In becoming an expert consultant, you make a bold statement about your principles. With that in mind, here is the Expert Consultant’s Manifesto.
The Expert Consultant’s Manifesto
- You see that creating value for clients first depends on seeing value in oneself. The consultant who begins with confidence and love for their own expertise, skills, abilities and unique gifts will be the one who can go on to cultivate value for clients.
- You will need courage, confidence and perseverance to stand on your own. You may sometimes have ideas that contrast with those of others and it may sometimes feel a bit isolated. But you can seek out community, work with clients who share your values and make small changes everyday, so that your work fits with your life – and you no longer have to work your life around your work.
- Being true to your own principles and values will hold you in good stead as an expert consultant. In presenting innovation to clients, you will be able to speak with confidence if you know in your heart that your recommendations come from truth and what fits for you.
- You become an expert consultant by virtue of learning and communicating what you know to others who need that information, are pressed for time or simply need an outside viewpoint. But as an expert, you recognize that you can never know everything and that being open to new ideas and constructive feedback will help in the end.
- You have fantastic opportunities for growth as a consultant. You see you can start by embracing opportunities to innovate and value for clients while thoughtfully considering and evolving as the business world changes.
- You have the opportunity to transform the world by synthesizing what you encounter and learn and by continuing to discover and advance.
- You recognize that you can make the move to consulting in small steps or big ones and still be an expert consultant.
- You have the right to work in an environment where you feel appreciated, valued and compensated and where your dignity and well being matter.
- Your intrinsic resources – your gut feelings, values, self respect and needs – deserve your attention and must be safeguarded for life through careful planning and consideration.
- Your capacity to produce amazing ideas and innovate change must be given opportunity to flourish, with an eye to avoiding feast or famine situations and with the aim of seeking opportunities to restore and improve.
- You eschew working on spec, because it creates a process based on winning the client’s fancy, rather than making recommendations based on sound principles.
- You know business still depends on handshakes, integrity, reputation and pride, but you’ll be darn sure you get that in writing – and with a deposit.
- You cheer on co-opetition. You recognize that, when we embrace our competitors as members of the same community, we can achieve better discussions and generate solutions that draw from the richness of collaboration. You may even find a mentor or an opportunity to mentor.
- Your value as a consultant does not depend on the length of your client list, the size of your bank account, the number of hours worked, the count of employees in your firm or whether you qualify as mega corporation or side job freelancer. It begins and ends with your own hold on the unique value within yourself.

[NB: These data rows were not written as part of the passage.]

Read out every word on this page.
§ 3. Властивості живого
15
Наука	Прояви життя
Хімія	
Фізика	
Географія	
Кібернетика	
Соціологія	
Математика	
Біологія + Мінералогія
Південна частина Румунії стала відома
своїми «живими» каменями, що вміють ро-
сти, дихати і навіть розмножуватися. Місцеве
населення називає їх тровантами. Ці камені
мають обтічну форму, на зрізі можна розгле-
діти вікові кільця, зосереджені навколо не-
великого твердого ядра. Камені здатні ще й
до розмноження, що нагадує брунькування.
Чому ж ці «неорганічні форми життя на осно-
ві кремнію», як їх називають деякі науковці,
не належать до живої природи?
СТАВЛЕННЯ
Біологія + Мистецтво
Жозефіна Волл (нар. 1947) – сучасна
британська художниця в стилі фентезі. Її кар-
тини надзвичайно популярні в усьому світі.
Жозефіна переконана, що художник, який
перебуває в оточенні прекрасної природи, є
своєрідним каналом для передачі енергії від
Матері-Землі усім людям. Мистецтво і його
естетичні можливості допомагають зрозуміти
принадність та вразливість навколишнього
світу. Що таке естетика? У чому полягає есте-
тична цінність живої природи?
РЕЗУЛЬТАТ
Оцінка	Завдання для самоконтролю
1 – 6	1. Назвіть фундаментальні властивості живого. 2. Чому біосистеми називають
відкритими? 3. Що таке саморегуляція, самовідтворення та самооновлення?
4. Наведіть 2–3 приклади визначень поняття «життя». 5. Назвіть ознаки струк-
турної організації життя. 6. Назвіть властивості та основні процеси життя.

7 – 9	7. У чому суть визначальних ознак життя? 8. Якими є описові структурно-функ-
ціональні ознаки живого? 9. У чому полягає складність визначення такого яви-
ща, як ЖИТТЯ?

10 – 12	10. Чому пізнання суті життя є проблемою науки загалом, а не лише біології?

- You have a special responsibility to safeguard and manage your business environment. You know the rule: do unto others as you would have them do unto you.
- You must take time to pursue personal development, self care and time with loved ones.
- You know that rational planning requires you to think through your consulting fees, business costs, capacity, finances, savings and your emergency fund.
What would you add to the Expert Consultant’s Manifesto? What would you drop? Your voice matters. Tell us.
1 thought on “Expert Consultant’s Manifesto”
This is an excellent list that I’m going to print and refer to on a regular basis. I would suggest that anyone in consulting, or considering it do the same. Although I think you cover it in a couple of these tips, I would include “Check your ego at the door”. Consultants often assume the “expert” label and forget that they are servants to the client. Confidence with humility is an excellent combination.